By 1881 only two members of this family named Cree remained in the area. They lived at Waldershare as servants of the Earl of Guildford. Edwin Cree was an 18-year-old "hall boy" and Walter Cree, aged 15, was a groom. Both were born at Canterbury. I had also deduced from Trevor Cree's index to Cree Births, Marriages and Deaths, that a Henry Cree had moved from Canterbury to Suffolk. In 1881 he was shown as a boarder in Beccles, Suffolk, aged 21 and born Canterbury, Kent. He was a journeyman carpenter.

I had tried many times but without success to find a link between this isolated group of Crees and any of our main Cree lines of England, Scotland and Ireland.

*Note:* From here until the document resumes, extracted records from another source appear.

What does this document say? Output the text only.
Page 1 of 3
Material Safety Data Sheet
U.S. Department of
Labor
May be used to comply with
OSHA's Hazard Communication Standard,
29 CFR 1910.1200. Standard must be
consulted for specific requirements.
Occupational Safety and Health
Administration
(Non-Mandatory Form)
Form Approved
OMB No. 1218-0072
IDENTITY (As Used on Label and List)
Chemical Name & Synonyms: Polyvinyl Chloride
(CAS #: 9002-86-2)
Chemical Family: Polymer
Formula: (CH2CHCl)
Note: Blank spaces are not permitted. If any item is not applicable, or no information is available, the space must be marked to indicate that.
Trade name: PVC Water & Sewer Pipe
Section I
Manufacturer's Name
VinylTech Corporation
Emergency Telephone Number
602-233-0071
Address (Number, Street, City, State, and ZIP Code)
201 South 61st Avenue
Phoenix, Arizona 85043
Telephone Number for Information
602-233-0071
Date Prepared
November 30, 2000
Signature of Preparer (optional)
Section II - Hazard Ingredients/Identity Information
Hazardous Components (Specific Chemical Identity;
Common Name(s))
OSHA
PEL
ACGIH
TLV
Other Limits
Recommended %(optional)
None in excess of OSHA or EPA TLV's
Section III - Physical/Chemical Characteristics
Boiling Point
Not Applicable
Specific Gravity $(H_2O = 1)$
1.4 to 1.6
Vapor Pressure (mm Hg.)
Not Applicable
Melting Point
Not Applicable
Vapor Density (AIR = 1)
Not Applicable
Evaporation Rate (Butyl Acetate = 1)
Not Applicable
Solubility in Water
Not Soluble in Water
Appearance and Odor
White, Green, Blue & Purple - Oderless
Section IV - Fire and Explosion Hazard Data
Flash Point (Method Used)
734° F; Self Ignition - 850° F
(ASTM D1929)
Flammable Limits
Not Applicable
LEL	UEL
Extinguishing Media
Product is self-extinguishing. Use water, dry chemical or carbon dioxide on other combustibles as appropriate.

Now, out of the blue comes an email from Monica Baker with a full genealogy of this Kentish line of Crees. It turns out that their surname Cree derives, by at least two spelling changes, from the French Carré. The oldest progenitor it seems was Pierre Jacob Carré or Carey. The line descends through his son Jacob Corree to Samuel Coree or Carey (1776-1831). Samuel and his wife Sarah Pelham had fourteen children who were called variously Carey, Coree (and even Corée) and Cree.

Two of the sons of Samuel and Sarah became Cree by the time they married and their children were all called Cree, including Edwin, Walter and Henry James who are the three Crees I had known about, and who from Monica Baker's genealogy turn out to be brothers.

I am now adding this Kentish Cree line to the Cree Genealogy Database and then it will be included, with its own chart in the Detailed Genealogies part of this web site.